As noted above, avoiding the feared stimulus (the frog on this occasion) becomes counterproductive , as it exacerbates the problem through a negative reinforcement mechanism. It is important, for this reason, to schedule exposure sessions that can mitigate the fear response by habituation to the stimulus. In addition, with the passage of time they will improve self-efficacy and modify negative expectations about what happens when interacting with the animal (which at first are usually very dark).
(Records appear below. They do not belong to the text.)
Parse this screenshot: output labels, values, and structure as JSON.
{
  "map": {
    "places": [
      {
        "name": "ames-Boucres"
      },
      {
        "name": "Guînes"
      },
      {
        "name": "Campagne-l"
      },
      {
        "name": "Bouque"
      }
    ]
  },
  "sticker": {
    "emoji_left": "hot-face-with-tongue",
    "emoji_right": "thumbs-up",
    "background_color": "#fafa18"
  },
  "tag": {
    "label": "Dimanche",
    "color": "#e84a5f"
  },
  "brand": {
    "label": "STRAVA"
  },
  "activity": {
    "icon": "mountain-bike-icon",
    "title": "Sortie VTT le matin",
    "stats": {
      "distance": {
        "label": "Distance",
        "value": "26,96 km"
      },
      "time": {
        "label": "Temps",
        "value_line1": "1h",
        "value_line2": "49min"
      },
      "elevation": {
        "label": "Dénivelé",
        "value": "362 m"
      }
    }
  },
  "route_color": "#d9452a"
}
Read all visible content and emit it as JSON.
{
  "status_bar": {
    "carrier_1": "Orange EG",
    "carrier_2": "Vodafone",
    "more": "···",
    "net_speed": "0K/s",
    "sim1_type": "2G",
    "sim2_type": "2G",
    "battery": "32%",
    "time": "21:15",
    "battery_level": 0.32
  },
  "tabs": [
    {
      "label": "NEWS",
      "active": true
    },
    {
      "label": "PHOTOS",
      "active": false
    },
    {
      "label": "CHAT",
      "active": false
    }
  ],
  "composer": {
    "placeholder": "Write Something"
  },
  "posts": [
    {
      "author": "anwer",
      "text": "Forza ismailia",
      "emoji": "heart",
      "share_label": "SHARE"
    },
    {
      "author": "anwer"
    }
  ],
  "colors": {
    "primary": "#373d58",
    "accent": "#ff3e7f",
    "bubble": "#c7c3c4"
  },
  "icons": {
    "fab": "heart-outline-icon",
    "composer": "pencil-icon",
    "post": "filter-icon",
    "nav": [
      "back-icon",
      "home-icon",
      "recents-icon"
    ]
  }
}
Since it is not always possible to develop a live exhibition from the beginning of therapy, it can be started only in imagination using a progressive format. This modality is a good prelude and allows the therapist and the patient to build a hierarchy of situations (according to the levels of anxiety they generate), which the latter must face through “induction” by the professional. The technique is combined with diaphragmatic breathing or other relaxation modalities, and increases confidence in the ability to deal with fear. In addition, it can be enriched with audiovisual details (audio tracks in which a frog’s croaking is heard, eg).

Certain cognitive techniques have also demonstrated their effectiveness in this problem , especially those aimed at reflecting on how mental contents (thoughts) can condition our emotions, articulating a proactive debate through which we will explore whether the beliefs we have about frogs adapt or not to objective and rational parameters. For this occasion the therapist and the patient dialogue and / or explore together, through a diversity of logical resources based on collaborative empiricism.

Finally, psychoeducation is key throughout the process. This should focus both on what anxiety is and why it happens, as on the characteristics of frogs. For this you can resort to reading books about them, including those that delve into their habits and their anatomy. In this way it is intended to know better what the object of fears is, and reduce the usual uncertainty that burdens phobic stimuli.